Mataku terbelalak saat melihat lembaran merah berjumlah lima lembar. Begitulah perhatian Mas Andre tiap Minggu datang, bahkan bapak dan ibu tahu hingga mereka pun luluh dan mengizinkan saat Mas Andre datang melamar. 

"Bapak dan ibu, saya sangat menyayangi Ratih. Saya janji akan bahagiakan Ratih sebagai istri saya kelak," ucap Mas Andre mengikrarkan janjinya. 

"Ya, bapak dan ibu merestui kalian. Semoga kalian samawa dan bahagia selalu," jawab bapak dan ibu terharu. 

"Aamiin," ucapku dan Mas Andre serentak. 

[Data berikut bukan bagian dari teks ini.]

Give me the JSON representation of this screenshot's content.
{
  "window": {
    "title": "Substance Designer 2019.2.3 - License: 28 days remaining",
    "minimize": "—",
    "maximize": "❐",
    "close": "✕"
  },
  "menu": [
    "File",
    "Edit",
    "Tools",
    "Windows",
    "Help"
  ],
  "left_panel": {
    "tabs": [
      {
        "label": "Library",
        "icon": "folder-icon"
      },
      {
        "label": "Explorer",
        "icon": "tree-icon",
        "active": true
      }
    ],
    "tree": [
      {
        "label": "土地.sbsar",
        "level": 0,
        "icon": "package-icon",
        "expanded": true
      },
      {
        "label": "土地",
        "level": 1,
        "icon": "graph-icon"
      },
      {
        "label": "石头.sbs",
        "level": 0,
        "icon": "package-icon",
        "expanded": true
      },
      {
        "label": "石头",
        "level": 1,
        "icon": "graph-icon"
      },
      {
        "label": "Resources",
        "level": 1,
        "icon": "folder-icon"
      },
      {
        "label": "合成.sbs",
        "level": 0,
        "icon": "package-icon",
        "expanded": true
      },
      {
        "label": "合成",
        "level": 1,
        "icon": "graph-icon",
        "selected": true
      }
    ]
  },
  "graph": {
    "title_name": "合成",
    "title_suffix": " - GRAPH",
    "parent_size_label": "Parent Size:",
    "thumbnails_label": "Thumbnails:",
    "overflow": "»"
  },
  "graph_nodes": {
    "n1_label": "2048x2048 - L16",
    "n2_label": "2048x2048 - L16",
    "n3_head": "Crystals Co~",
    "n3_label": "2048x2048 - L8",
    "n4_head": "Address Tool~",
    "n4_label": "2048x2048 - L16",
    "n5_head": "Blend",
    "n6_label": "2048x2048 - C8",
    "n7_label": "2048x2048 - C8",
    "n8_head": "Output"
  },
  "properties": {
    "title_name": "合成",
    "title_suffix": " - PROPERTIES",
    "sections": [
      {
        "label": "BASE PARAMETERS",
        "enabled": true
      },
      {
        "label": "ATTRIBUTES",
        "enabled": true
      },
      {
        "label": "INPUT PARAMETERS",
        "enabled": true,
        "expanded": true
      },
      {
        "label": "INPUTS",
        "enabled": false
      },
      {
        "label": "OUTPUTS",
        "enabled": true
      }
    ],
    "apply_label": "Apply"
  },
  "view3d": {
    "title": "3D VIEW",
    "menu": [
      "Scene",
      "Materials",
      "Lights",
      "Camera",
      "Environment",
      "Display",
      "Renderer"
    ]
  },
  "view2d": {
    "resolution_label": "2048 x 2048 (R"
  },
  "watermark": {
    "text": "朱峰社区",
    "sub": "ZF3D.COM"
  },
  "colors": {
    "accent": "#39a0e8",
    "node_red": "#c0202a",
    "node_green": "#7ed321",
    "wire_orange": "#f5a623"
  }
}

Selang sebulan kemudian, Mas Andre menikahiku dan memboyongku ke rumah mamanya. Kami menempati rumah sebelah agar bisa mandiri, rumah sebelah yang mulanya rumah kontrakan beralih menjadi milik kami. 

Beberapa bulan berumah tangga, sikap Mas Andre masih tetap royal. Namun, entah sejak kapan Mas Andre berubah. Kala itu aku yang sedang belanja di warung Wak Narti dikatai yang tidak enak oleh ibu-ibu. 

"Neng Ratih belanja ya?" tanya Bu Ratna. 

"Iya, Bu. Seperti biasa 'kan!" jawabku pendek sambil memilah sayur. 

"Neng Ratih kalo belanja jangan banyak-banyak, boros atuh! Kasian suaminya yang nyari duit, sudah capek tapi istri malah bisanya ngabisi duit," timpal Bu Widya sewot.